――落ちこぼれのいじめられっ子だった似鳥さんが、どうしてこれほど大きな成功を収められたのでしょうか?

 こうして振り返ると、若いころと今のあまりの落差の大きさに、自分でも「夢みたいだ」と驚いてしまいます。そんな私が事業を興して成功できたのは、「ロマン」と「ビジョン」があったからです。

──それは、ニトリが掲げる「成功の5原則」の最初の二つですね?

 そうです。私は「ロマン」「ビジョン」「意欲」「執念」「好奇心」を「成功の5原則」と呼び、ニトリの社員たちにもこの5つが大事だと繰り返し言っています。

 ロマンとは、「人のため、世のために、人生をかけて貢献したい」という気持ち。いわば、大志です。私は子どものころもサラリーマンになってからも、ずっとろくなことがありませんでしたが、今思うとそれは私が人生の目的を何も持たずに、行き当たりばったりのその日暮らしをしていたからなのです。

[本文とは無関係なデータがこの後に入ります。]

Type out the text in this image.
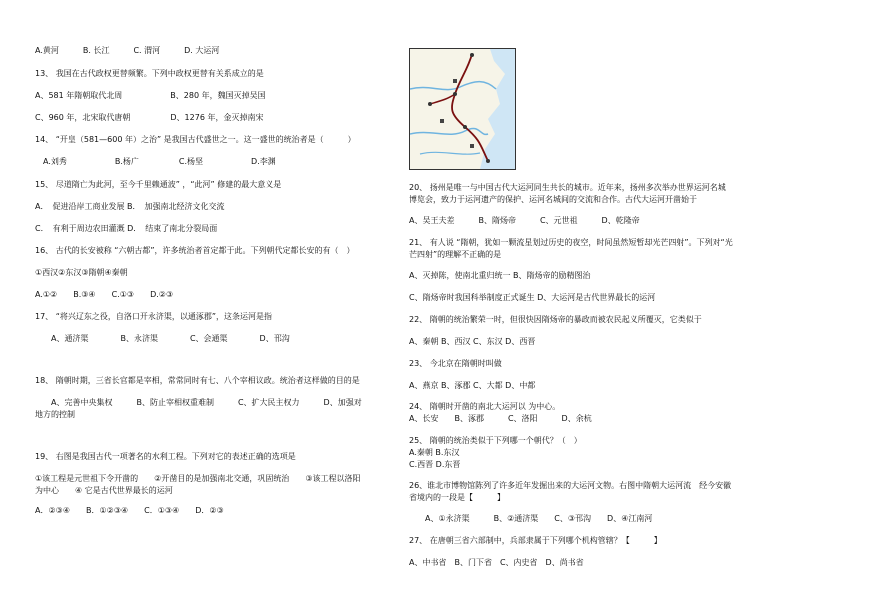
A.黄河　　　B. 长江　　　C. 渭河　　　D. 大运河
13、 我国在古代政权更替频繁。下列中政权更替有关系成立的是
A、581 年隋朝取代北周　　　　　　B、280 年，魏国灭掉吴国
C、960 年，北宋取代唐朝　　　　　D、1276 年，金灭掉南宋
14、 “开皇（581—600 年）之治” 是我国古代盛世之一。这一盛世的统治者是（　　　）
　A.刘秀　　　　　　B.杨广　　　　　C.杨坚　　　　　　D.李渊
15、 尽道隋亡为此河，至今千里赖通波” ，“此河” 修建的最大意义是
A．　促进沿岸工商业发展 B．　加强南北经济文化交流
C．　有利于周边农田灌溉 D．　结束了南北分裂局面
16、 古代的长安被称 “六朝古都”，许多统治者首定都于此。下列朝代定都长安的有（　）
①西汉②东汉③隋朝④秦朝
A.①②　　B.③④　　C.①③　　D.②③
17、 “将兴辽东之役，自洛口开永济渠，以通涿郡”，这条运河是指
　　A、通济渠　　　　B、永济渠　　　　C、会通渠　　　　D、邗沟
18、 隋朝时期，三省长官都是宰相，常常同时有七、八个宰相议政。统治者这样做的目的是
　　A、完善中央集权　　　B、防止宰相权重难制　　　C、扩大民主权力　　　D、加强对
地方的控制
19、 右图是我国古代一项著名的水利工程。下列对它的表述正确的选项是
①该工程是元世祖下令开凿的　　②开凿目的是加强南北交通，巩固统治　　③该工程以洛阳
为中心　　④ 它是古代世界最长的运河
A．②③④　　B．①②③④　　C．①③④　　D．②③
20、 扬州是唯一与中国古代大运河同生共长的城市。近年来，扬州多次举办世界运河名城
博览会，致力于运河遗产的保护、运河名城间的交流和合作。古代大运河开凿始于
A、吴王夫差　　　B、隋炀帝　　　C、元世祖　　　D、乾隆帝
21、 有人说 “隋朝，犹如一颗流星划过历史的夜空，时间虽然短暂却光芒四射”。下列对“光
芒四射”的理解不正确的是
A、灭掉陈，使南北重归统一 B、隋炀帝的励精图治
C、隋炀帝时我国科举制度正式诞生 D、大运河是古代世界最长的运河
22、 隋朝的统治繁荣一时，但很快因隋炀帝的暴政而被农民起义所覆灭，它类似于
A、秦朝 B、西汉 C、东汉 D、西晋
23、 今北京在隋朝时叫做
A、燕京 B、涿郡 C、大都 D、中都
24、 隋朝时开凿的南北大运河以 为中心。
A、长安　　B、涿郡　　　C、洛阳　　　D、余杭
25、 隋朝的统治类似于下列哪一个朝代？（　）
A.秦朝 B.东汉
C.西晋 D.东晋
26、谁北市博物馆陈列了许多近年发掘出来的大运河文物。右图中隋朝大运河流　经今安徽
省境内的一段是【　　　】
　　A、①永济渠　　　B、②通济渠　　C、③邗沟　　D、④江南河
27、 在唐朝三省六部制中，兵部隶属于下列哪个机构管辖？【　　　】
A、中书省　B、门下省　C、内史省　D、尚书省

 そんな私の考えが根本から切り替わったのが、1972年、27歳のときです。経営がうまくいかず、借金を抱え、うつ状態になって死ぬことばかり考えていた私が、わらにもすがる思いで参加した、家具業界関係者によるアメリカへの視察旅行で、私は変わりました。

――アメリカのどういった部分が似鳥さんを変えたのでしょうか?

 アメリカのほうが所得が高いうえに、物価ははるかに安く、品質も機能も日本以上でした。しかも、家具を含めた内装が、トータルコーディネートされていたのです。日本では今でもそうですが、「家の内装を全体として美しく見えるようにコーディネートする」という考えがありません。私はそれまで売上や利益のことで頭がいっぱいでしたが、アメリカに行ってからは「日本人たちの暮らしを、アメリカのようにしたい」と考えるようになりました。「アメリカ人にできて、日本人にできないはずはない。自分の仕事を通じて、日本にもアメリカのような豊かさを広げていこう」。アメリカで受けた感動が、私の人生観を変えたのです。